No matter how spiritual we are, perception involves the body. It is our right perception of God that instills our right thinking, miracles, and helpfulness in the world. Knowledge is the revelation of God and does not reveal itself through perception, only thought. Knowledge is timeless, certain, unchanging. Jesus makes it very clear that perceiving the truth is not the same as knowing it.
As much as I love my husband, James, it is only the fact that I perceive him as he is that makes it possible for me to know him. To perceive him as he is – I have to ask questions. He tells the story of James instead of me making things up about him. I must be willing to put our pasts behind, relate to him from a deep well of appreciation, respect, admiration, and forgiveness before I come to know him as he is.

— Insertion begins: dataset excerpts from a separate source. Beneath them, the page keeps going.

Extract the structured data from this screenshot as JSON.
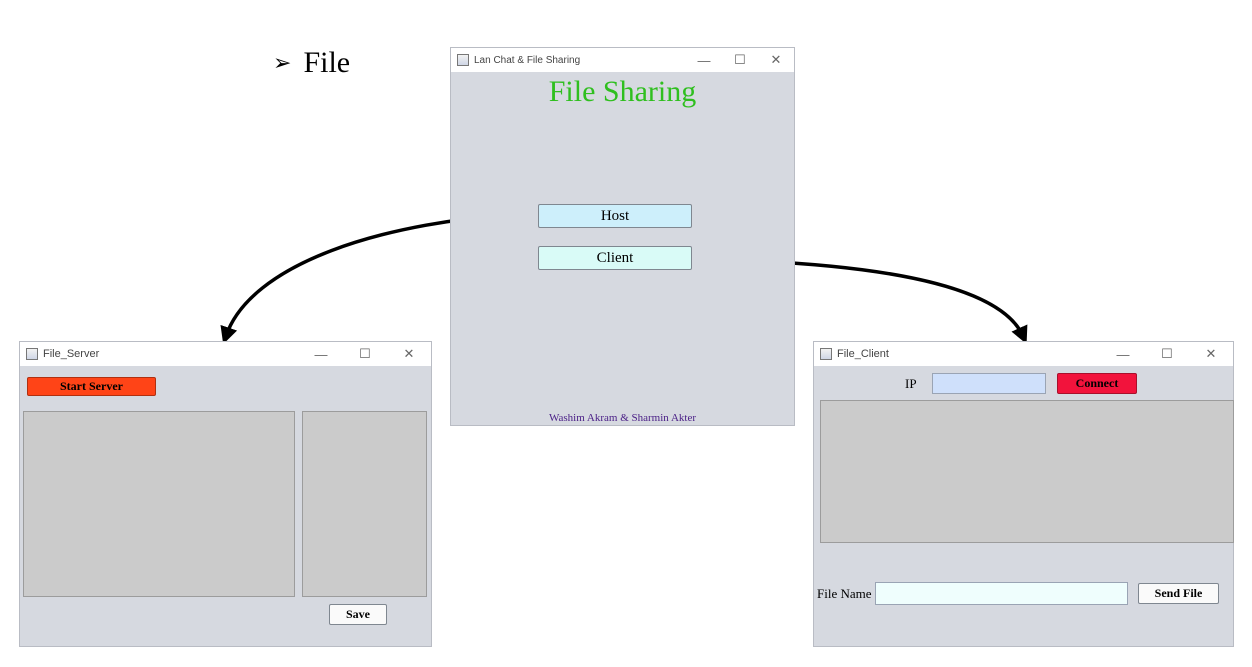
{
  "heading": {
    "bullet": "➢",
    "text": "File"
  },
  "main_window": {
    "title": "Lan Chat & File Sharing",
    "header": "File Sharing",
    "header_color": "#2fbf1f",
    "host_label": "Host",
    "client_label": "Client",
    "footer": "Washim Akram & Sharmin Akter",
    "footer_color": "#4a1f86"
  },
  "server_window": {
    "title": "File_Server",
    "start_label": "Start Server",
    "start_color": "#ff4417",
    "save_label": "Save"
  },
  "client_window": {
    "title": "File_Client",
    "ip_label": "IP",
    "ip_value": "",
    "connect_label": "Connect",
    "connect_color": "#f2133c",
    "file_name_label": "File Name",
    "file_name_value": "",
    "send_label": "Send File"
  },
  "window_controls": {
    "minimize": "—",
    "maximize": "☐",
    "close": "✕"
  }
}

Knowledge of James is the end of all questions I may have had about him. Knowledge of James means the opinions of others have no power to influence my knowledge of him. No matter how circumstances may change for the better or for the worse, I know James. I know that I can trust him. I know that I can depend upon him. I know that he cherishes me as much as I cherish him. I know that he is humble. I know that he is tender. I know that he is good.
Until I know him, perhaps you could have changed my mind about him. You could have recited all his mistakes. You could make up stories about how vile and mean he is. You could form alliances that characterize him as saint or sinner, and I would have to sort through it and find out for myself. But no more! I know him. He is revealed to me. And I am certain.
Thus our perceptions of God must become stabilized. This is why we are studying this Course because knowing God is our goal. To get there we need the miracle perception. We need Atonement to deliver us from the unreal kingdom, to help us perceive past the separation apparent to our physical senses. Atonement stabilizes our perceptions, it helps us to ask the right questions and Atonement provides us with the true response. Atonement prepares us for knowledge, which is stable. When we become unshakeable in our love, devotion, and unity with one another, we become unshakeable in our love, our devotion, our unity with Him.
Jesus ends today’s text by telling us to never focus on the mistakes or the wrongdoing of another person. We are not to put labels on one another. We are not to take up arms against each other. We are not to enter campaigns that use slurs and mockery and ridicule. These are not miracle measures. Attacking our brothers does not bring us peace. It brings us nothing but suffering, shame, and guilt. When we attack our brothers for any reason, we are making strangers of the Sons of God, we are disrespecting the oneness and unity of Creation, we can be the most spiritually enlightened person on the planet, but we will not know God. Jesus urges us to perceive our brothers with the miracle of Atonement which teaches Sonship and Brotherhood – because there are no strangers in God’s creation. God has made us to create like Him, to be like Him. He knows us with perfect certainty because He made us. He recognizes us. He never forgot us. When we fail to recognize each other we fail to recognize Him.
To know God, we must love Creation. We must do our best to show mercy, reflect love, and promote peace and brotherhood. Today in your devotional practice, ask the Lord to let this text rest upon your mind and teach you actionable ways in which you can apply these precepts. Let us stand with Christ and see the world through His eyes of forgiveness and healing.
 A Course in Miracles. Chapter 3:III Perception versus knowledge. Foundation for Inner Peace, Second Edition (1992).